0

This is exercise 5.29 from A Term of Commutative Algebra by A. Altman & S. Kleiman. A digital version may be found here. The statement of the exercise is the following.

Let $R$ be a ring, $X_1,X_2,\cdots$ infinitely many variables. Set $P:=R[X_1,X_2,\cdots]$ and $M:=P/\langle X_1,X_2,\cdots\rangle$. Is $M$ finitely presented? Explain.

The solution attached at the end of the book is the following.

No, otherwise by (5.18), the ideal $\langle X_1, X2, \cdots\rangle$ would be generated by some $f_1,\cdots,f_n\in P$, so also by $X_1,\cdots,X_m$ for some $m$, but plainly it isn’t.

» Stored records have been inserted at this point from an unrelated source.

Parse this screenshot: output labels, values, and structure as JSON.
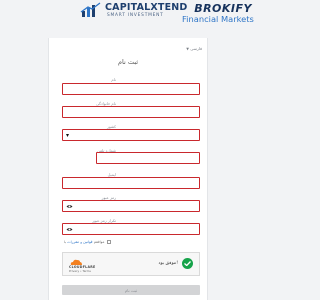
{
  "header": {
    "capital_logo": {
      "name": "CAPITALXTEND",
      "tagline": "SMART INVESTMENT"
    },
    "brokify_logo": {
      "name": "BROKIFY",
      "tagline": "Financial Markets"
    }
  },
  "language": {
    "selected": "فارسی"
  },
  "form": {
    "title": "ثبت نام",
    "fields": [
      {
        "label": "نام",
        "value": ""
      },
      {
        "label": "نام خانوادگی",
        "value": ""
      },
      {
        "label": "کشور",
        "value": ""
      },
      {
        "label": "شماره تلفن",
        "value": ""
      },
      {
        "label": "ایمیل",
        "value": ""
      },
      {
        "label": "رمز عبور",
        "value": ""
      },
      {
        "label": "تکرار رمز عبور",
        "value": ""
      }
    ],
    "terms": {
      "prefix": "با",
      "link": "قوانین و مقررات",
      "suffix": "موافقم"
    },
    "captcha": {
      "status": "موفق بود!",
      "brand": "CLOUDFLARE",
      "links": "Privacy • Terms"
    },
    "submit_label": "ثبت نام"
  },
  "colors": {
    "error_border": "#c9282d",
    "success": "#16a34a",
    "link": "#2e75c7"
  }
}
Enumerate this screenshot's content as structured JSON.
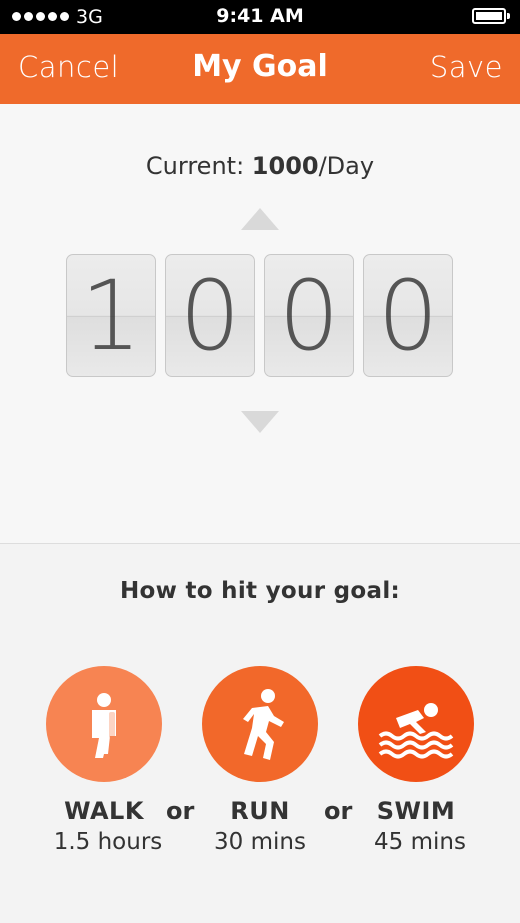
{
  "status_bar": {
    "carrier": "3G",
    "time": "9:41 AM",
    "signal_icon": "signal-dots-icon",
    "battery_icon": "battery-icon"
  },
  "nav": {
    "cancel_label": "Cancel",
    "title": "My Goal",
    "save_label": "Save"
  },
  "goal": {
    "current_prefix": "Current:",
    "current_value": "1000",
    "current_suffix": "/Day",
    "digits": [
      "1",
      "0",
      "0",
      "0"
    ],
    "increase_icon": "triangle-up-icon",
    "decrease_icon": "triangle-down-icon"
  },
  "howto": {
    "heading": "How to hit your goal:",
    "separator": "or",
    "activities": [
      {
        "name": "WALK",
        "duration": "1.5 hours",
        "icon": "walking-person-icon",
        "color": "#f78452"
      },
      {
        "name": "RUN",
        "duration": "30 mins",
        "icon": "running-person-icon",
        "color": "#f2682a"
      },
      {
        "name": "SWIM",
        "duration": "45 mins",
        "icon": "swimming-person-icon",
        "color": "#f14f15"
      }
    ]
  },
  "colors": {
    "accent": "#ef6a2b",
    "text": "#333333",
    "digit_text": "#555555"
  }
}
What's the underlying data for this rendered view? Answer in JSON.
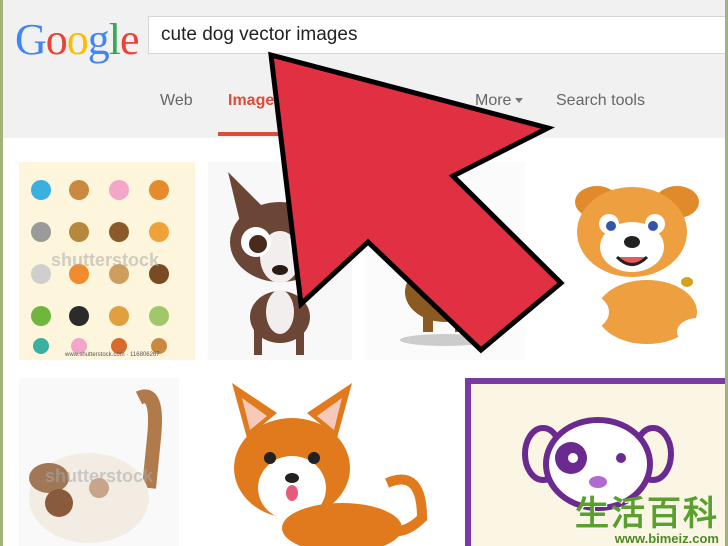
{
  "logo": {
    "text": "Google"
  },
  "search": {
    "query": "cute dog vector images"
  },
  "tabs": [
    {
      "label": "Web"
    },
    {
      "label": "Images"
    },
    {
      "label": "More"
    },
    {
      "label": "Search tools"
    }
  ],
  "results": {
    "watermark": "shutterstock",
    "caption": "www.shutterstock.com · 116806267"
  },
  "site_watermark": {
    "chinese": "生活百科",
    "url": "www.bimeiz.com"
  },
  "colors": {
    "google_red": "#dd4b39",
    "arrow": "#e03042"
  }
}
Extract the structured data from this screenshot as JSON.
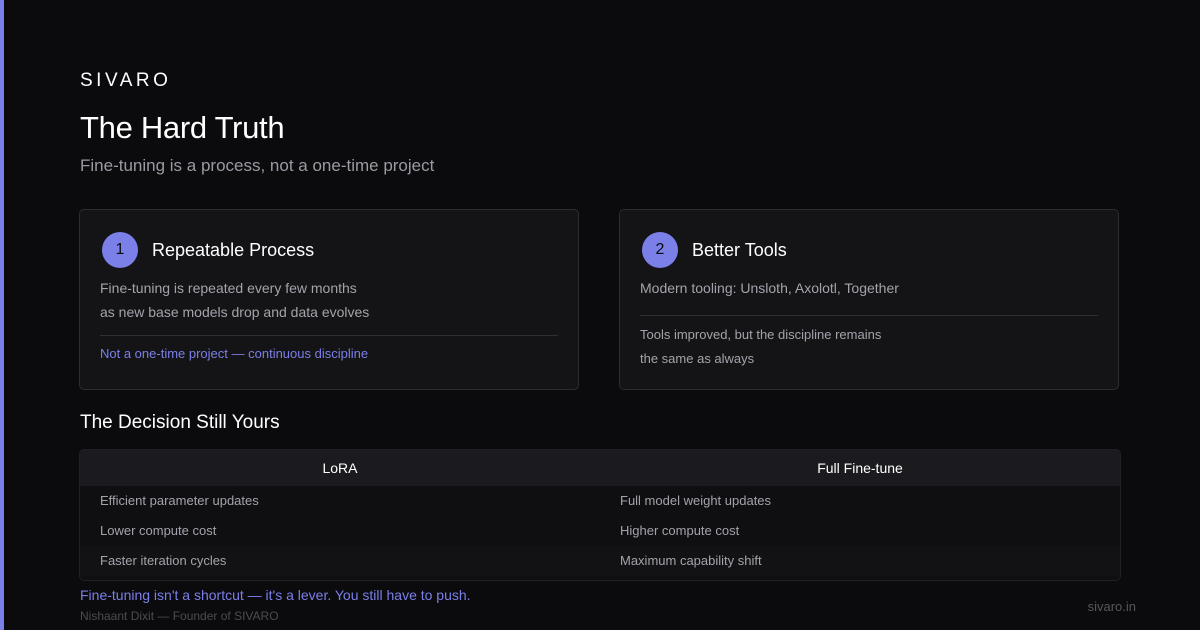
{
  "brand": "SIVARO",
  "header": {
    "title": "The Hard Truth",
    "subtitle": "Fine-tuning is a process, not a one-time project"
  },
  "cards": [
    {
      "number": "1",
      "title": "Repeatable Process",
      "lines": [
        "Fine-tuning is repeated every few months",
        "as new base models drop and data evolves"
      ],
      "note": "Not a one-time project — continuous discipline"
    },
    {
      "number": "2",
      "title": "Better Tools",
      "lines": [
        "Modern tooling: Unsloth, Axolotl, Together"
      ],
      "secondary": [
        "Tools improved, but the discipline remains",
        "the same as always"
      ]
    }
  ],
  "comparison": {
    "title": "The Decision Still Yours",
    "columns": [
      "LoRA",
      "Full Fine-tune"
    ],
    "rows": [
      [
        "Efficient parameter updates",
        "Full model weight updates"
      ],
      [
        "Lower compute cost",
        "Higher compute cost"
      ],
      [
        "Faster iteration cycles",
        "Maximum capability shift"
      ]
    ]
  },
  "footer": {
    "quote": "Fine-tuning isn't a shortcut — it's a lever. You still have to push.",
    "author": "Nishaant Dixit — Founder of SIVARO",
    "site": "sivaro.in"
  },
  "colors": {
    "background": "#0b0b0e",
    "accent": "#7b7fe8",
    "card_border": "#2c2c31",
    "muted_text": "#a3a3ab"
  }
}
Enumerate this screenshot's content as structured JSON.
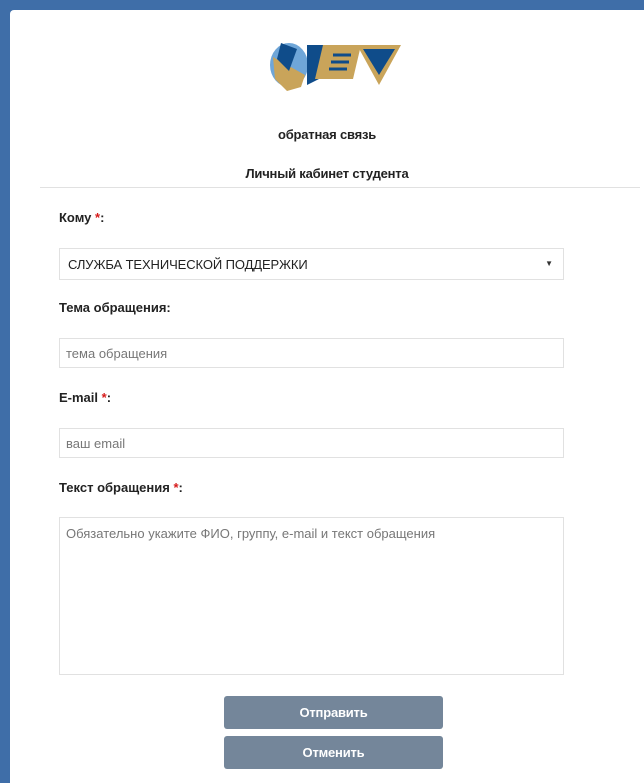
{
  "header": {
    "subtitle": "обратная связь",
    "cabinet_title": "Личный кабинет студента"
  },
  "brand_colors": {
    "navy": "#0f4c8a",
    "gold": "#c9a45a",
    "sky": "#6fa6d8"
  },
  "form": {
    "to": {
      "label": "Кому",
      "required_mark": "*",
      "colon": ":",
      "selected": "СЛУЖБА ТЕХНИЧЕСКОЙ ПОДДЕРЖКИ"
    },
    "subject": {
      "label": "Тема обращения:",
      "placeholder": "тема обращения"
    },
    "email": {
      "label": "E-mail",
      "required_mark": "*",
      "colon": ":",
      "placeholder": "ваш email"
    },
    "message": {
      "label": "Текст обращения",
      "required_mark": "*",
      "colon": ":",
      "placeholder": "Обязательно укажите ФИО, группу, e-mail и текст обращения"
    }
  },
  "buttons": {
    "submit": "Отправить",
    "cancel": "Отменить"
  }
}
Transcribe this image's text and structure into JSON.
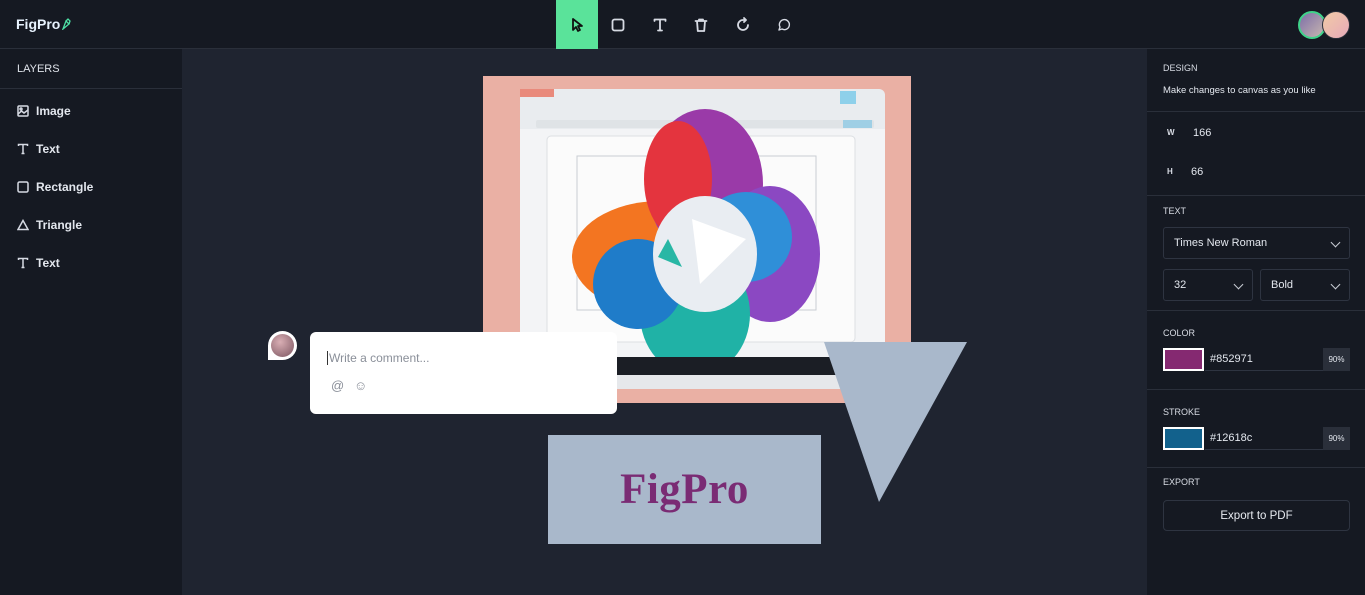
{
  "app": {
    "logo_main": "FigPro",
    "logo_icon": "pen-nib-icon"
  },
  "toolbar": {
    "tools": [
      {
        "name": "select",
        "icon": "cursor-icon",
        "active": true
      },
      {
        "name": "rectangle",
        "icon": "square-icon",
        "active": false
      },
      {
        "name": "text",
        "icon": "text-icon",
        "active": false
      },
      {
        "name": "delete",
        "icon": "trash-icon",
        "active": false
      },
      {
        "name": "reset",
        "icon": "rotate-icon",
        "active": false
      },
      {
        "name": "comment",
        "icon": "message-icon",
        "active": false
      }
    ],
    "active_color": "#5ae39a"
  },
  "layers": {
    "title": "LAYERS",
    "items": [
      {
        "label": "Image",
        "icon": "image-icon"
      },
      {
        "label": "Text",
        "icon": "text-icon"
      },
      {
        "label": "Rectangle",
        "icon": "square-icon"
      },
      {
        "label": "Triangle",
        "icon": "triangle-icon"
      },
      {
        "label": "Text",
        "icon": "text-icon"
      }
    ]
  },
  "canvas": {
    "text_object": "FigPro",
    "text_color": "#852971",
    "comment_placeholder": "Write a comment..."
  },
  "design": {
    "title": "DESIGN",
    "subtitle": "Make changes to canvas as you like",
    "width_label": "W",
    "width_value": "166",
    "height_label": "H",
    "height_value": "66",
    "text_section": "TEXT",
    "font_family": "Times New Roman",
    "font_size": "32",
    "font_weight": "Bold",
    "color_section": "COLOR",
    "fill_hex": "#852971",
    "fill_opacity": "90%",
    "stroke_section": "STROKE",
    "stroke_hex": "#12618c",
    "stroke_opacity": "90%",
    "export_section": "EXPORT",
    "export_button": "Export to PDF"
  }
}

The (5.18) in the proof above refers to the following.

Let $R$ be a ring, and $0 \rightarrow L \rightarrow R^n \rightarrow M \rightarrow 0$ an exact sequence. Prove $M$ is finitely presented if and only if $L$ is finitely generated.

However, I have the following questions:

  1. By $M$ finitely presented, does the author mean finitely presented as a module over $R$?
  2. By referring to (5.18), the author seems to be considering the following exact sequence: $$0\rightarrow \langle X_1,X_2,\cdots\rangle \rightarrow R[X_1,X_2,\cdots] \rightarrow M \rightarrow 0.$$ However, $R[X_1,X_2,\cdots]$ does not have the form $R^n$ required by (5.18).
  3. Isn't $M\cong R$ and therefore finitely presented?
Ze Chen
  • 55
  • 4

1 Answers1

3
  1. No: over $P$.
  2. $P=P^1$.
  3. Not as a $P$-module.
Anne Bauval
  • 34,650